Investigation of the negative impacts of stress on reproduction has largely centered around the effects of the adrenal steroid hormone, corticosterone (CORT), and its influence on a system of tissues vital for reproduction—the hypothalamus of the brain, the pituitary gland, and the gonads (the HPG axis). Research on the action of CORT on the HPG axis has predominated the stress and reproductive biology literature, potentially overshadowing other influential mediators. To gain a more complete understanding of how elevated CORT affects transcriptomic activity of the HPG axis, we experimentally examined its role in male and female rock doves (Columba livia). We exogenously administrated CORT to mimic circulating levels during the stress response, specifically 30 min of restraint stress, an experimental paradigm known to increase circulating CORT in vertebrates. We examined all changes in transcription within each level of the HPG axis as compared to both restraint-stressed birds and vehicle-injected controls. We also investigated the differential transcriptomic response to CORT and restraint-stress in each sex. We report causal and sex-specific effects of CORT on the HPG transcriptomic stress response. Restraint stress caused 1567 genes to uniquely differentially express while elevated circulating CORT was responsible for the differential expression of 304 genes. Only 108 genes in females and 8 in males differentially expressed in subjects that underwent restraint stress and those who were given exogenous CORT. In response to elevated CORT and restraint-stress, both sexes shared the differential expression of 5 genes, KCNJ5, CISH, PTGER3, CEBPD, and ZBTB16, all located in the pituitary. The known functions of these genes suggest potential influence of elevated CORT on immune function and prolactin synthesis. Gene expression unique to each sex indicated that elevated CORT affected more gene transcription in females than males (78 genes versus 3 genes, respectively). To our knowledge, this is the first study to isolate the role of CORT in HPG genomic transcription during a stress response. We present an extensive and openly accessible view of the role corticosterone in the HPG transcriptomic stress response. Because the HPG system is well conserved across vertebrates, these data have the potential to inspire new therapeutic strategies for reproductive dysregulation in multiple vertebrate systems, including our own.
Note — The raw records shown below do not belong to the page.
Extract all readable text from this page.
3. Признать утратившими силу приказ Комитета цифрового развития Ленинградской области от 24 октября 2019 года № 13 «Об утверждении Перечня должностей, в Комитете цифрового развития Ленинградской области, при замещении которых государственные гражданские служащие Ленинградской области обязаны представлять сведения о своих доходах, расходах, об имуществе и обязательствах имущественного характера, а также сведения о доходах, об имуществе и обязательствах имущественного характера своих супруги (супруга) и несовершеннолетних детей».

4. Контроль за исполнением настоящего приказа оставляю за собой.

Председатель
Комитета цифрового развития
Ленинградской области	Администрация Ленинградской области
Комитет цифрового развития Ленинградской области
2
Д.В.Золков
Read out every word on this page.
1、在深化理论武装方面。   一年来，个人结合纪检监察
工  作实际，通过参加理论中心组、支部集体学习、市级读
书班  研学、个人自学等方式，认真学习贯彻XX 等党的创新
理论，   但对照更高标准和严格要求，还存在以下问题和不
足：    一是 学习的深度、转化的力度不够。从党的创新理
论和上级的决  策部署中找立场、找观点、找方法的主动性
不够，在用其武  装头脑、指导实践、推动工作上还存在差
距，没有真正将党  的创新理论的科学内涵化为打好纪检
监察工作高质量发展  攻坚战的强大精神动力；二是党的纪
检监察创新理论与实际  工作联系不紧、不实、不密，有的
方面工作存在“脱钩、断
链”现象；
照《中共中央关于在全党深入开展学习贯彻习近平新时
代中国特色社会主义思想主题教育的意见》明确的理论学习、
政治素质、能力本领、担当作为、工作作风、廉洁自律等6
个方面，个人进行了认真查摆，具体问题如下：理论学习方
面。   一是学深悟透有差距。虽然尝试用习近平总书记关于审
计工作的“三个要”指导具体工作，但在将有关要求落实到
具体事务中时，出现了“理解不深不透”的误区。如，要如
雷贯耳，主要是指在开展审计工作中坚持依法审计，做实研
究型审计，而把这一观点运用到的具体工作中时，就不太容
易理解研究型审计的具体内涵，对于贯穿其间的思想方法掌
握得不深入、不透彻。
针对应激对生殖负面影响的研究，长期以来主要聚焦于肾上腺类固醇激素皮质酮（corticosterone, CORT）的作用，以及其对生殖关键组织系统——大脑下丘脑、垂体与性腺（即HPG轴）的影响。有关皮质酮对HPG轴作用的研究，在应激与生殖生物学领域的学术文献中占据主导地位，这可能掩盖了其他具有影响力的调控介质的作用。为更全面地阐明升高的皮质酮如何影响HPG轴的转录组活性，我们通过实验在家鸽（Columba livia）的雌雄个体中探究了其作用机制。我们通过外源性注射皮质酮，模拟应激反应时的循环激素水平——具体为30分钟束缚应激，该实验范式已被证实可升高脊椎动物体内的循环皮质酮水平。我们对比了束缚应激组、溶剂注射对照组，分析了HPG轴各层级的转录组变化。我们还探究了雌雄个体对皮质酮与束缚应激的差异化转录组响应。本研究揭示了皮质酮对HPG轴转录组应激响应的因果性与性别特异性效应。束缚应激仅使1567个基因呈现独特的差异表达，而循环皮质酮水平升高则导致304个基因发生差异表达。在同时接受束缚应激与外源性皮质酮处理的受试个体中，雌性仅108个基因呈现差异表达，雄性则仅为8个。在应对升高的皮质酮与束缚应激时，雌雄两性共有的差异表达基因共有5个，即KCNJ5、CISH、PTGER3、CEBPD与ZBTB16，这些基因均位于垂体中。上述基因的已知功能提示，循环皮质酮水平升高可能对免疫功能与催乳素（prolactin）合成产生潜在影响。各性别特有的基因表达特征显示，循环皮质酮水平升高对雌性基因转录的影响多于雄性（分别为78个与3个基因）。据我们所知，本研究是首个在应激反应过程中，分离出皮质酮对HPG轴基因组转录调控作用的研究。我们全面且公开地呈现了皮质酮在HPG轴转录组应激响应中的作用机制。由于HPG系统在脊椎动物中高度保守，本研究数据有望为包括人类在内的多种脊椎动物生殖功能紊乱的新型治疗策略提供研究思路。